In opposition to this apocalypse of pretended seers, with its false information on the subject of the lost, we place the Revelation of John, with its Divinely-authenticated intelligence on the condition of the damned: "The smoke of their torment ascendeth up for ever and ever." (Rev. xiv. 11.) "And beside all this," said Abraham in Paradise to the rich man in hell, 66 between us and you there is a great gulf fixed: so that they which would pass from hence to you cannot; neither can they pass to us, that would come from thence." (Luke xvi. 26.)

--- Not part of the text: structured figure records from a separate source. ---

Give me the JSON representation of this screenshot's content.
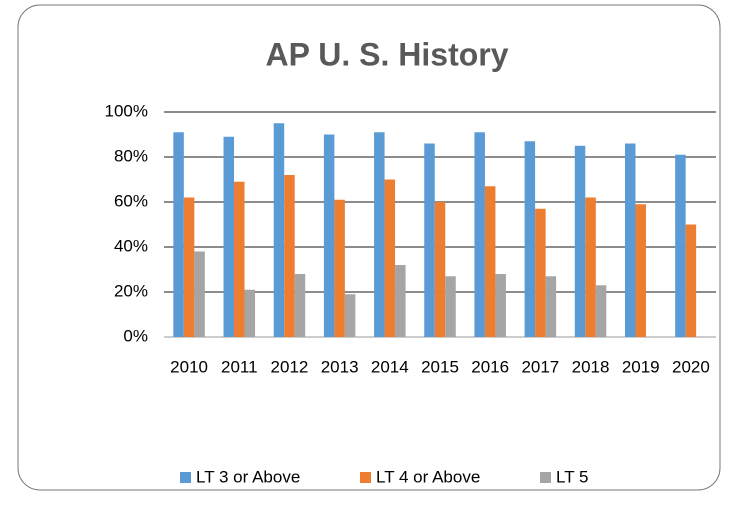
{
  "chart_data": {
    "type": "bar",
    "title": "AP U. S. History",
    "categories": [
      "2010",
      "2011",
      "2012",
      "2013",
      "2014",
      "2015",
      "2016",
      "2017",
      "2018",
      "2019",
      "2020"
    ],
    "series": [
      {
        "name": "LT 3 or Above",
        "color": "#5b9bd5",
        "values": [
          91,
          89,
          95,
          90,
          91,
          86,
          91,
          87,
          85,
          86,
          81
        ]
      },
      {
        "name": "LT 4 or Above",
        "color": "#ed7d31",
        "values": [
          62,
          69,
          72,
          61,
          70,
          60,
          67,
          57,
          62,
          59,
          50
        ]
      },
      {
        "name": "LT 5",
        "color": "#a5a5a5",
        "values": [
          38,
          21,
          28,
          19,
          32,
          27,
          28,
          27,
          23,
          null,
          null
        ]
      }
    ],
    "ylim": [
      0,
      100
    ],
    "yticks": [
      {
        "value": 0,
        "label": "0%"
      },
      {
        "value": 20,
        "label": "20%"
      },
      {
        "value": 40,
        "label": "40%"
      },
      {
        "value": 60,
        "label": "60%"
      },
      {
        "value": 80,
        "label": "80%"
      },
      {
        "value": 100,
        "label": "100%"
      }
    ],
    "grid": true,
    "legend": "bottom"
  }
}
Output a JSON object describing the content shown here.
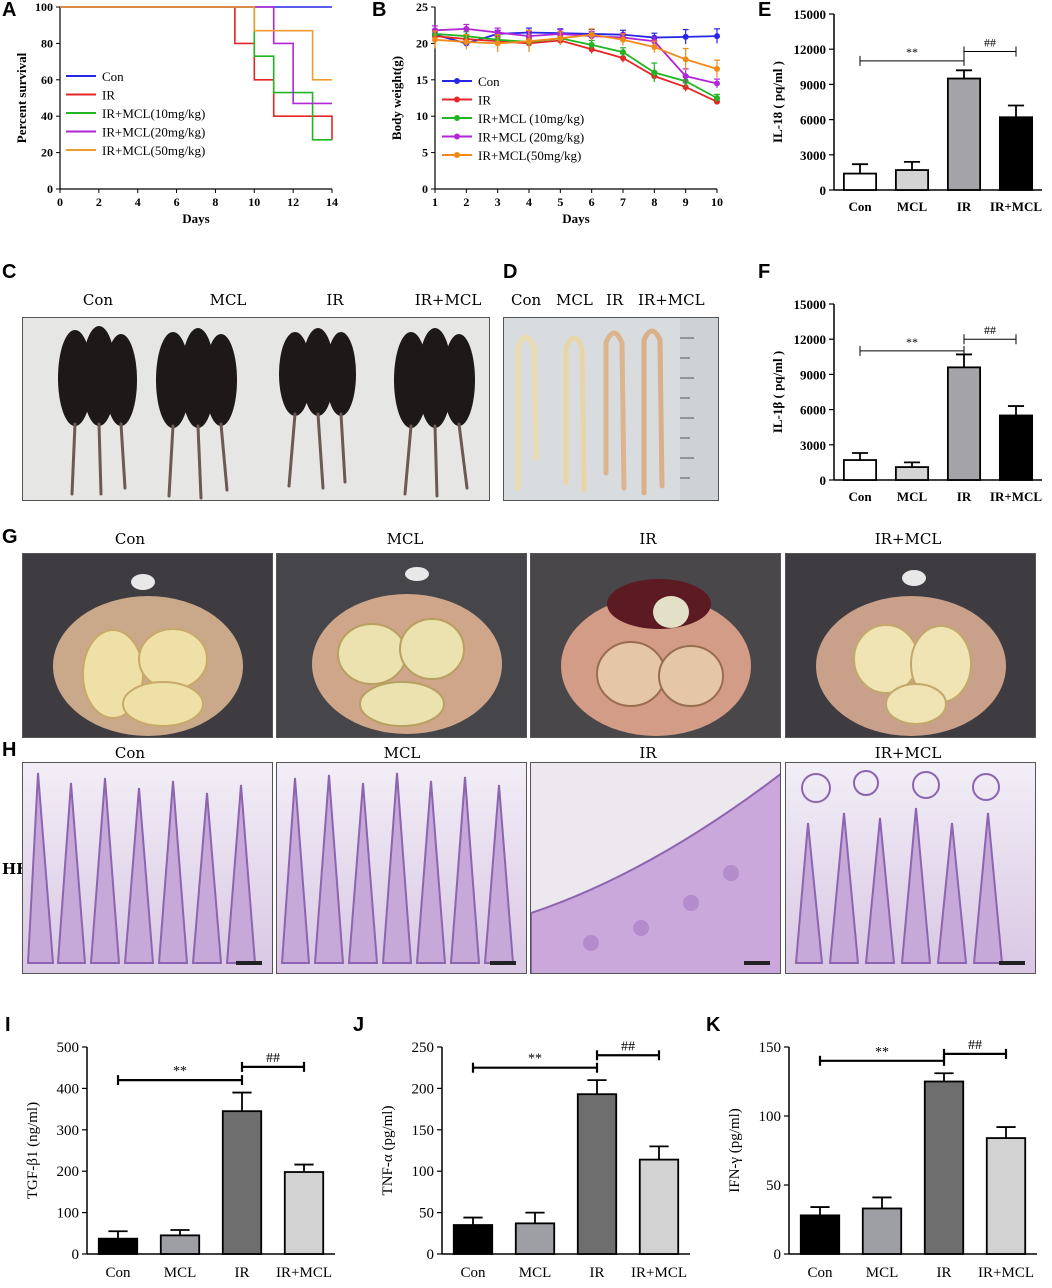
{
  "panels": {
    "A": {
      "label": "A",
      "ylabel": "Percent survival",
      "xlabel": "Days"
    },
    "B": {
      "label": "B",
      "ylabel": "Body weight(g)",
      "xlabel": "Days"
    },
    "C": {
      "label": "C",
      "groups": [
        "Con",
        "MCL",
        "IR",
        "IR+MCL"
      ]
    },
    "D": {
      "label": "D",
      "groups": [
        "Con",
        "MCL",
        "IR",
        "IR+MCL"
      ]
    },
    "E": {
      "label": "E",
      "ylabel": "IL-18 ( pq/ml )"
    },
    "F": {
      "label": "F",
      "ylabel": "IL-1β ( pq/ml )"
    },
    "G": {
      "label": "G",
      "groups": [
        "Con",
        "MCL",
        "IR",
        "IR+MCL"
      ]
    },
    "H": {
      "label": "H",
      "stain": "HE",
      "groups": [
        "Con",
        "MCL",
        "IR",
        "IR+MCL"
      ]
    },
    "I": {
      "label": "I",
      "ylabel": "TGF-β1 (ng/ml)"
    },
    "J": {
      "label": "J",
      "ylabel": "TNF-α (pg/ml)"
    },
    "K": {
      "label": "K",
      "ylabel": "IFN-γ (pg/ml)"
    }
  },
  "chart_data": [
    {
      "id": "A",
      "type": "line",
      "step": true,
      "xlabel": "Days",
      "ylabel": "Percent survival",
      "xlim": [
        0,
        14
      ],
      "ylim": [
        0,
        100
      ],
      "xticks": [
        0,
        2,
        4,
        6,
        8,
        10,
        12,
        14
      ],
      "yticks": [
        0,
        20,
        40,
        60,
        80,
        100
      ],
      "series": [
        {
          "name": "Con",
          "color": "#2626e6",
          "points": [
            [
              0,
              100
            ],
            [
              14,
              100
            ]
          ]
        },
        {
          "name": "IR",
          "color": "#e62626",
          "points": [
            [
              0,
              100
            ],
            [
              9,
              100
            ],
            [
              9,
              80
            ],
            [
              10,
              80
            ],
            [
              10,
              60
            ],
            [
              11,
              60
            ],
            [
              11,
              40
            ],
            [
              14,
              40
            ],
            [
              14,
              27
            ]
          ]
        },
        {
          "name": "IR+MCL(10mg/kg)",
          "color": "#22b422",
          "points": [
            [
              0,
              100
            ],
            [
              10,
              100
            ],
            [
              10,
              73
            ],
            [
              11,
              73
            ],
            [
              11,
              53
            ],
            [
              13,
              53
            ],
            [
              13,
              27
            ],
            [
              14,
              27
            ]
          ]
        },
        {
          "name": "IR+MCL(20mg/kg)",
          "color": "#b126d6",
          "points": [
            [
              0,
              100
            ],
            [
              11,
              100
            ],
            [
              11,
              80
            ],
            [
              12,
              80
            ],
            [
              12,
              47
            ],
            [
              14,
              47
            ]
          ]
        },
        {
          "name": "IR+MCL(50mg/kg)",
          "color": "#f29a2e",
          "points": [
            [
              0,
              100
            ],
            [
              10,
              100
            ],
            [
              10,
              87
            ],
            [
              13,
              87
            ],
            [
              13,
              60
            ],
            [
              14,
              60
            ]
          ]
        }
      ]
    },
    {
      "id": "B",
      "type": "line",
      "xlabel": "Days",
      "ylabel": "Body weight(g)",
      "xlim": [
        1,
        10
      ],
      "ylim": [
        0,
        25
      ],
      "xticks": [
        1,
        2,
        3,
        4,
        5,
        6,
        7,
        8,
        9,
        10
      ],
      "yticks": [
        0,
        5,
        10,
        15,
        20,
        25
      ],
      "series": [
        {
          "name": "Con",
          "color": "#2626e6",
          "values": [
            21.2,
            20.0,
            21.3,
            21.5,
            21.4,
            21.3,
            21.2,
            20.8,
            20.9,
            21.0
          ],
          "err": [
            0.5,
            0.5,
            0.5,
            0.6,
            0.6,
            0.6,
            0.6,
            0.6,
            1.0,
            1.0
          ]
        },
        {
          "name": "IR",
          "color": "#e62626",
          "values": [
            21.0,
            20.6,
            20.3,
            20.0,
            20.4,
            19.2,
            18.0,
            15.5,
            14.0,
            12.0
          ],
          "err": [
            0.6,
            0.6,
            0.6,
            0.6,
            0.6,
            0.6,
            0.6,
            0.6,
            0.6,
            0.4
          ]
        },
        {
          "name": "IR+MCL (10mg/kg)",
          "color": "#22b422",
          "values": [
            21.3,
            21.0,
            20.5,
            20.2,
            20.7,
            19.8,
            18.8,
            16.0,
            14.8,
            12.5
          ],
          "err": [
            0.6,
            0.6,
            0.6,
            0.6,
            0.6,
            0.6,
            0.6,
            1.3,
            0.8,
            0.5
          ]
        },
        {
          "name": "IR+MCL (20mg/kg)",
          "color": "#b126d6",
          "values": [
            21.8,
            22.0,
            21.5,
            21.0,
            21.3,
            21.0,
            20.8,
            20.3,
            15.5,
            14.5
          ],
          "err": [
            0.6,
            0.6,
            0.6,
            0.6,
            0.6,
            0.6,
            0.6,
            0.6,
            1.0,
            0.6
          ]
        },
        {
          "name": "IR+MCL(50mg/kg)",
          "color": "#f28a1a",
          "values": [
            20.5,
            20.2,
            20.0,
            20.3,
            20.7,
            21.2,
            20.5,
            19.5,
            17.8,
            16.5
          ],
          "err": [
            1.2,
            1.0,
            1.2,
            1.5,
            0.9,
            0.8,
            0.8,
            0.8,
            1.5,
            1.2
          ]
        }
      ]
    },
    {
      "id": "E",
      "type": "bar",
      "ylabel": "IL-18 ( pq/ml )",
      "categories": [
        "Con",
        "MCL",
        "IR",
        "IR+MCL"
      ],
      "values": [
        1400,
        1700,
        9500,
        6200
      ],
      "err": [
        800,
        700,
        700,
        1000
      ],
      "colors": [
        "#ffffff",
        "#d4d4d4",
        "#a3a3a8",
        "#000000"
      ],
      "ylim": [
        0,
        15000
      ],
      "yticks": [
        0,
        3000,
        6000,
        9000,
        12000,
        15000
      ],
      "sig": [
        {
          "from": 0,
          "to": 2,
          "text": "**",
          "y": 11000
        },
        {
          "from": 2,
          "to": 3,
          "text": "##",
          "y": 11800
        }
      ]
    },
    {
      "id": "F",
      "type": "bar",
      "ylabel": "IL-1β ( pq/ml )",
      "categories": [
        "Con",
        "MCL",
        "IR",
        "IR+MCL"
      ],
      "values": [
        1700,
        1100,
        9600,
        5500
      ],
      "err": [
        600,
        400,
        1100,
        800
      ],
      "colors": [
        "#ffffff",
        "#d4d4d4",
        "#a3a3a8",
        "#000000"
      ],
      "ylim": [
        0,
        15000
      ],
      "yticks": [
        0,
        3000,
        6000,
        9000,
        12000,
        15000
      ],
      "sig": [
        {
          "from": 0,
          "to": 2,
          "text": "**",
          "y": 11000
        },
        {
          "from": 2,
          "to": 3,
          "text": "##",
          "y": 12000
        }
      ]
    },
    {
      "id": "I",
      "type": "bar",
      "ylabel": "TGF-β1 (ng/ml)",
      "categories": [
        "Con",
        "MCL",
        "IR",
        "IR+MCL"
      ],
      "values": [
        37,
        45,
        345,
        198
      ],
      "err": [
        18,
        13,
        45,
        18
      ],
      "colors": [
        "#000000",
        "#9e9ea5",
        "#6e6e6e",
        "#d2d2d2"
      ],
      "ylim": [
        0,
        500
      ],
      "yticks": [
        0,
        100,
        200,
        300,
        400,
        500
      ],
      "sig": [
        {
          "from": 0,
          "to": 2,
          "text": "**",
          "y": 420
        },
        {
          "from": 2,
          "to": 3,
          "text": "##",
          "y": 452
        }
      ]
    },
    {
      "id": "J",
      "type": "bar",
      "ylabel": "TNF-α (pg/ml)",
      "categories": [
        "Con",
        "MCL",
        "IR",
        "IR+MCL"
      ],
      "values": [
        35,
        37,
        193,
        114
      ],
      "err": [
        9,
        13,
        17,
        16
      ],
      "colors": [
        "#000000",
        "#9e9ea5",
        "#6e6e6e",
        "#d2d2d2"
      ],
      "ylim": [
        0,
        250
      ],
      "yticks": [
        0,
        50,
        100,
        150,
        200,
        250
      ],
      "sig": [
        {
          "from": 0,
          "to": 2,
          "text": "**",
          "y": 225
        },
        {
          "from": 2,
          "to": 3,
          "text": "##",
          "y": 240
        }
      ]
    },
    {
      "id": "K",
      "type": "bar",
      "ylabel": "IFN-γ (pg/ml)",
      "categories": [
        "Con",
        "MCL",
        "IR",
        "IR+MCL"
      ],
      "values": [
        28,
        33,
        125,
        84
      ],
      "err": [
        6,
        8,
        6,
        8
      ],
      "colors": [
        "#000000",
        "#9e9ea5",
        "#6e6e6e",
        "#d2d2d2"
      ],
      "ylim": [
        0,
        150
      ],
      "yticks": [
        0,
        50,
        100,
        150
      ],
      "sig": [
        {
          "from": 0,
          "to": 2,
          "text": "**",
          "y": 140
        },
        {
          "from": 2,
          "to": 3,
          "text": "##",
          "y": 145
        }
      ]
    }
  ]
}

But upon the supposition that the unjust man, destined to be unjust still, that the filthy man, doomed to be filthy still, were admitted in their sinful state into heaven, they could not possibly experience happiness there. If outward objects sights surpassing beautiful, and sounds surpassing sweet-could render them happy, their felicity would be certain and complete; but, it is well known, that happiness is much more dependent upon the inward state of a man's mind than upon the outward circumstances of a man's condition. Wretchedness in wealth and happiness in poverty, palace misery and cottage joy, are conditions and feelings, examples of which are supplied us in the everyday history of human life. The child, taken from the widow's cabin by the bleak and barren moorland, to be the adopted daughter of the noble lady in the stately mansion, pines and sighs, in the midst of splendour and plenty, to be back with her brothers at play. To gather wild flowers, and chase the bee, and listen to the songbird of the glen have greater attractions for her than the splendidly-bound volumes, and beautiful pictures, and costly furniture of the rich baronial hall. The child was unprepared by previous training for this great transition. The refined enjoyments and luxuriant pleasures of the mansion were not adapted to her tastes, and habits, and

desires. What others enjoyed with manifest delight, she entirely failed to relish, and, longing to escape from a state of splendid gloom and elegant restraint, she asked, "Lady, kind lady, let me go." But the repulsion of feeling is still stronger if the disparity be moral. I can conceive of a libertine feeling inexpressibly wretched during a month's visit to a pious family. Their godly conversation and devotional spirit, their hymn-singing and worship, their frequent study of the Bible and perusal of religious biography, their strict observance of the Sabbath and punctual attendance at the house of God; all these are wearisome and irksome to him in the extreme. There is no sympathy between his tastes, and feelings, and pursuits and those of this pious family. He is wearied with his visit, and longs for a return to his old habits and tavern companions, when he can again indulge in filthy conversation, and join in the loud laugh, and sing merrily the drunkard's song. Well, just for a moment, imagine such a man as this admitted into heaven. He cannot breathe its moral atmosphere, nor indulge in holy feeling, nor lose himself in blissful ecstasy, nor thrill with absorbing song. What cares he that the city he inhabits has walls of jasper, and gates of pearl, and streets of gold; these cannot make him happy while his character is unjust and his heart is unclean. With the holy society of heaven he has no emotions in common; he cannot feel devotional, nor enjoy worship, nor love God. Heaven, in fact, to such a man, would be more intolerable than hell. In the absence of all "meetness for the inheritance with the saints in light," he would willingly forsake the unappreciated pleasures and the unenjoyed fellowships of heaven, and seeking elsewhere more congenial society would gladly cry, Hail, horrors, hail, infernal world, and thou profoundest hell!"